The raw sensor data from the accelerometer was also used for generating alerts. In the event that the ego vehicle changed its velocity in a sudden manner, an alert message would be broadcasted to all the other cars (this could be due to sudden braking or a crash).
The position-velocity-orientation data was also used to determine the relevance of an alert. Using the position meta-data of the alert message, the management system could figure out whether the alert was coming from a car up ahead or from a car behind it/going in the opposite direction.
The communication system:
Communication between the vehicles was the cornerstone of our project. The point of communication was to alert drivers around the ego vehicle of possible dangers ahead, in order to prevent pile-up accidents due to fog or other reasons
The candidate systems for this were WIFI Direct, NRF APC 220 transceiver, and WiFi Xbee S2C pro transceiver.
WIFI direct seemed like a nice approach since it could be done from the smartphone, however, it has(or had) a fixed delay of about 1 second regardless of message size. It would also have a limited range due to the limited transmission power of the WiFi chip in the phone and the lack of a dedicated antenna . Most importantly, it was a point-to-point approach, which would require us to connect and transmit to each car separately (or at least this was the case at the time).
The NRF APC 220 had a better range (100 meters minimum), lower latency (200ish milliseconds), and broadcasting capabilities, however, it did not have the niceties of collision avoidance (CSMA/CA).
The Xbee S2C pro had a practical range of 80 meters (with more range in LOS operation), low latency (8 ish ms “warm-up” delay and 2 ms per message), broadcasting+mesh capabilities, and CSMA/CA for collision avoidance between multiple transmitters. As the Xbee S2C’s packet drop rate was 1 in 4 at a range of 80 meters, we had to repeat the message 10 times to ensure six-sigma reliability (1 in 1 million chance of the message not being received at all by the receiver). This put our worst-case latency at 28 milliseconds which was still pretty good.
Thus, we used the Xbee S2C pro module for our communication system.

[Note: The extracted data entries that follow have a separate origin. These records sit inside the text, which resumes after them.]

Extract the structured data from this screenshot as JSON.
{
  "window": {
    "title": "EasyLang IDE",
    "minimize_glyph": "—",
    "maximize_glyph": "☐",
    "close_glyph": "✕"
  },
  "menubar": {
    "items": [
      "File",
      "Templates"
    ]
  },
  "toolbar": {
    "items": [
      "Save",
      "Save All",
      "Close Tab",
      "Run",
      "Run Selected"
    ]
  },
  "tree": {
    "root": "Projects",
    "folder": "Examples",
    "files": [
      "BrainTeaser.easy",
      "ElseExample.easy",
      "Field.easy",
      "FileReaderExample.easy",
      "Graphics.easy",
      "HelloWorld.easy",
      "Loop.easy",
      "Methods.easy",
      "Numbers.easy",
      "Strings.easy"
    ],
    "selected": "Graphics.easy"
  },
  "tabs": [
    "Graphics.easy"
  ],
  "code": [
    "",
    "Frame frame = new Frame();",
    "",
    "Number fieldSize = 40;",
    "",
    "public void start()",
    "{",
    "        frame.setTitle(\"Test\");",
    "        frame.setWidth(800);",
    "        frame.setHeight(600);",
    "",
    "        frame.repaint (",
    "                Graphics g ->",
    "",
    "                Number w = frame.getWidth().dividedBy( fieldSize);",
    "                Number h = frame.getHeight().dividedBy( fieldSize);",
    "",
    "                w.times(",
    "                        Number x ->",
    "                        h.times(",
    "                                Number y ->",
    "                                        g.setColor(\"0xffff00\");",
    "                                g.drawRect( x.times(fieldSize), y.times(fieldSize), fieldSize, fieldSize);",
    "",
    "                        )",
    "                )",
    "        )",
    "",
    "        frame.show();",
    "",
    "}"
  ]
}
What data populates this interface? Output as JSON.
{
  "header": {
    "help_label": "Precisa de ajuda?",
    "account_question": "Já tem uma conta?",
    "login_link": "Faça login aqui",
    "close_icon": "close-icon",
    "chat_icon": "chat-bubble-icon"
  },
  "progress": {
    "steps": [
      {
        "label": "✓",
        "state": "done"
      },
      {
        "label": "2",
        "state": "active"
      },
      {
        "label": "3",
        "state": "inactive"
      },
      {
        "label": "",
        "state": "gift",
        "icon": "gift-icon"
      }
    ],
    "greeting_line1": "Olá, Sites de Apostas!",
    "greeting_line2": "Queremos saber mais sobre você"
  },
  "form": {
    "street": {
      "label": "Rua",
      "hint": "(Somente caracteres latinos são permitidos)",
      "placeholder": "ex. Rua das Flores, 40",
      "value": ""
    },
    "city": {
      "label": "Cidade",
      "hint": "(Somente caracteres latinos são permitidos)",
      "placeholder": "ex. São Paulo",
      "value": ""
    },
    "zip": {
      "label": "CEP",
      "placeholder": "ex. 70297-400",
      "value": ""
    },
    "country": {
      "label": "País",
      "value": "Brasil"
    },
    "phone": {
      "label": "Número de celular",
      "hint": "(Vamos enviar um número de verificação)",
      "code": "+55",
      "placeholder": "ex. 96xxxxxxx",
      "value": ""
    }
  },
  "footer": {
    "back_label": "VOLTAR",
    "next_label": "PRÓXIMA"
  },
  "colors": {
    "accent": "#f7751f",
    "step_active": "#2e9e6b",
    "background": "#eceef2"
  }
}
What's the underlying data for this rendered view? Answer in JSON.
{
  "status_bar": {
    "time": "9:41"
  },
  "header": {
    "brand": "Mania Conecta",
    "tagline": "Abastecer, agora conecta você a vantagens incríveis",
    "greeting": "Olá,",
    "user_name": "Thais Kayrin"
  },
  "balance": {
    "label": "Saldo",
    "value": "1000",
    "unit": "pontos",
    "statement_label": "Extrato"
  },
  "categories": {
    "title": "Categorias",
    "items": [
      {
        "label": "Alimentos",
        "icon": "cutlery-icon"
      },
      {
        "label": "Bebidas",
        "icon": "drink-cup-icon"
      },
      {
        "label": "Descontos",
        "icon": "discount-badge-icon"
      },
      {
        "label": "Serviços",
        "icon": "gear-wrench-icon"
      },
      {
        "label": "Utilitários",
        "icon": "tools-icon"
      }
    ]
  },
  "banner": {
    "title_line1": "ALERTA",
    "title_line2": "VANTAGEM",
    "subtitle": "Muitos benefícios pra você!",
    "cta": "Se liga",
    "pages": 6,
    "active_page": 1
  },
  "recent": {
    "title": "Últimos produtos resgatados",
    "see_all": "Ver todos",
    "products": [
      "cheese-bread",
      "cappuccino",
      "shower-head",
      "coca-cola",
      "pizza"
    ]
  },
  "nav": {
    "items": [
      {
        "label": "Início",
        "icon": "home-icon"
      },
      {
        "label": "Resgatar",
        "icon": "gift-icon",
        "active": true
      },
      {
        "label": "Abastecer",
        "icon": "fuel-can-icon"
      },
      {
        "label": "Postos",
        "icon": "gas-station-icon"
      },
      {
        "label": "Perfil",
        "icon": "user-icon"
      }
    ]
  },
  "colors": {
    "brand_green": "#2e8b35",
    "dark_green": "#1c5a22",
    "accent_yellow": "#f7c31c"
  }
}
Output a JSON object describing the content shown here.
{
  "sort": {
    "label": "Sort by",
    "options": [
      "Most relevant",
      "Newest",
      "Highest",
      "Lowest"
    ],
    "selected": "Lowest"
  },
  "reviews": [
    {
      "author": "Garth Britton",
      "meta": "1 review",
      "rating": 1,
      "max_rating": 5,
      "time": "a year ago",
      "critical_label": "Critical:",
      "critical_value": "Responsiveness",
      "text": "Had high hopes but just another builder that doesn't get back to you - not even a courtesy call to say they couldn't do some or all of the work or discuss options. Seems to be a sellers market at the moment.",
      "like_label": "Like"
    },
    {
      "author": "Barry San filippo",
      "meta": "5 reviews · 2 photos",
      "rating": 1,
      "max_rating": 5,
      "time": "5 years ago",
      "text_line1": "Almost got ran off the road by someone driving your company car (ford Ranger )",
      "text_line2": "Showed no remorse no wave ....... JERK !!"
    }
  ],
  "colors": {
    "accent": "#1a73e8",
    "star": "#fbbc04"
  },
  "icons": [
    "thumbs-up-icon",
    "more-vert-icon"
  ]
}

Overall system architecture:
The system we created worked on paper, but I felt that there was significant room for improvement in almost all aspects of the system. We wanted to build a second system after the project was over, one which was supposed to improve on the previous ones on several grounds.
In this system, we were using a smart camera by the name of Jevois A33. This thing cost about $60, had its own processor and GPU for high-speed computation and could perform salient object detection, which combined object detection and optical flow in one neat package. It also had a hardware UART interface using which it could communicate with a microcontroller.
The raspberry pi and the smartphone would be replaced by a $3 microcontroller. It would perform GPS-IMU sensor fusion, send alerts using the Xbee S2C (or any other UART capable Transceiver), and communicate with the smart camera. This significantly streamlined the project (since we didn't have to deal with the android system anymore) and was supposed to improve its performance
The second version of the project ended up not being made, however, this did kickstart the 3rd version of my self-driving car project. You can spot similarities in the design and hardware of this system and the third version of my mini-self-driving car V3.